Auch Privatpersonen wenden sich regelmäßig mit einer Frage an vzw Pomko. „Wenn jemand ein historisches Grundstück, einen Bauernhof, eine Kapelle, ein Gehöft oder ein Schloss besitzt und einen Bepflanzungsplan des ursprünglichen Gartens hat, versuchen wir, diesen mit den ursprünglichen Sorten aus unserem Archiv neu zu bepflanzen.“
Die Obstsorten haben auch mehr als nur einen historischen Wert. Sie besitzen z.B. alle einzigartige Eigenschaften. „Die ‘Ana-Moira’ z.B. ist eine Lagerbirne, die man auch als Handbirne genießen kann“, sagt Dewitte. „Das ist ziemlich einzigartig.
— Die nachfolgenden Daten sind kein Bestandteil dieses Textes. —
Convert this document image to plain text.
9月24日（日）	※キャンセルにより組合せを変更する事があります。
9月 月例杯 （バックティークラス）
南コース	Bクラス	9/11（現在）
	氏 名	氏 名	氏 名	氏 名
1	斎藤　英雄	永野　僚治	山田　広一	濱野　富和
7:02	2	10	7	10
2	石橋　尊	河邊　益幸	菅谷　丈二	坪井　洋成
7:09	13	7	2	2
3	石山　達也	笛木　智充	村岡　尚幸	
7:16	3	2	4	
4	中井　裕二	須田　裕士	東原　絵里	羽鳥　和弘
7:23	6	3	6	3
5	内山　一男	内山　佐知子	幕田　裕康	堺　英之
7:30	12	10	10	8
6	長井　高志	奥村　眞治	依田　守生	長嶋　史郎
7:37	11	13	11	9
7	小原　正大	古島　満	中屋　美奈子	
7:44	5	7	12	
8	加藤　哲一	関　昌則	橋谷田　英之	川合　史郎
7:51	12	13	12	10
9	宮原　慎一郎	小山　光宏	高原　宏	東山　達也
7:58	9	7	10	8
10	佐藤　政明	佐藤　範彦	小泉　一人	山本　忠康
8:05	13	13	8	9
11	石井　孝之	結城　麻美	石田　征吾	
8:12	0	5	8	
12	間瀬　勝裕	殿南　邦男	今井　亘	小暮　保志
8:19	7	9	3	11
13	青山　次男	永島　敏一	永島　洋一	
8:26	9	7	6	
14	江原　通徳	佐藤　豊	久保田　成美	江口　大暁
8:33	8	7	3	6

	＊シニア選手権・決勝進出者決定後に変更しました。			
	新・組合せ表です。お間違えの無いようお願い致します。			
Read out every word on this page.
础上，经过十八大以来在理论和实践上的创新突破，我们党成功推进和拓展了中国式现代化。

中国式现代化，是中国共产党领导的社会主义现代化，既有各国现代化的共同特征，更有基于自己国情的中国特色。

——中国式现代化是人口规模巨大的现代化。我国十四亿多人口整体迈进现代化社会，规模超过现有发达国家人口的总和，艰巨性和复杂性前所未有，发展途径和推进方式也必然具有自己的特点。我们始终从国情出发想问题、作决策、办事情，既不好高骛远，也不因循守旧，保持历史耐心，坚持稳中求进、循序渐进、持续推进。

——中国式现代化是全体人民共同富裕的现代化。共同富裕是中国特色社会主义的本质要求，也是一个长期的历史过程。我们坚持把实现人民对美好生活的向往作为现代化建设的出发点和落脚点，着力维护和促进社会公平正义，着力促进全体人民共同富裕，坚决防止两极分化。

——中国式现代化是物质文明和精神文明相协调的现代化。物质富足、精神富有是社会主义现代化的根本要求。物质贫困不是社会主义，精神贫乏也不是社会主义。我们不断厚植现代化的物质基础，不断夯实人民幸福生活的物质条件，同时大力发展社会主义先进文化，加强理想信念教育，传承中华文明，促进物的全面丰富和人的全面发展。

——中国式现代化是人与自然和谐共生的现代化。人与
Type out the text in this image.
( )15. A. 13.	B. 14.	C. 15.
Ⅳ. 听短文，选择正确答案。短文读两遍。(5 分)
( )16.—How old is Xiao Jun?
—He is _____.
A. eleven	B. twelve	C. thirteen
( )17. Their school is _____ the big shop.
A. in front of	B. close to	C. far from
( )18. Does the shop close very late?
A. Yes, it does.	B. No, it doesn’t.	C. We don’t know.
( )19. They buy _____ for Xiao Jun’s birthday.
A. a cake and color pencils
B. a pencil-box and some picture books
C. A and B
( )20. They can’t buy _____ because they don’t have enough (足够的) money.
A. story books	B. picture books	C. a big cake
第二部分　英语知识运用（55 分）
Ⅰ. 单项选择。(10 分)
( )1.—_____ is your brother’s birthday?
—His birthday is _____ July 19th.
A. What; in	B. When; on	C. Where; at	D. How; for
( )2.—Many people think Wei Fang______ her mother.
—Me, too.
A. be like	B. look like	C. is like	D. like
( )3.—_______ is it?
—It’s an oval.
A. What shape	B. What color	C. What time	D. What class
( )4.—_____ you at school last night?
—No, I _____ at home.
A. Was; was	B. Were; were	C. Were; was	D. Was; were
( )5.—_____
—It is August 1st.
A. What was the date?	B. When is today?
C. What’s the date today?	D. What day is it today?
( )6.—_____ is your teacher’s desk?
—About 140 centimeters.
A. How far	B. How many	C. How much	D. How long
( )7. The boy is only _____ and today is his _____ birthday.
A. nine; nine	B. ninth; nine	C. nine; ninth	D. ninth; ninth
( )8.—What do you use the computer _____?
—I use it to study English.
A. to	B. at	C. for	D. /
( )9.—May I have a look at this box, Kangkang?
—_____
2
Lagerbirnen werden oft als ‘Schmorbirne’ bezeichnet, weil sie sich besonders gut für ein warmes Gericht eignen, aber das ist hier nicht der Fall. Es handelt sich um eine schmackhafte Birne, die auch lange haltbar ist. Der Apfel ‘Rose Perle de Gand’ wiederum bezieht sich auf die schöne Farbe der Frucht.“
Der Lousbergspark und die Bijlokesite gehören zu den 30 offiziellen Pflückstellen in Gent, an denen die Anwohner kostenlos Obst sammeln oder pflücken können.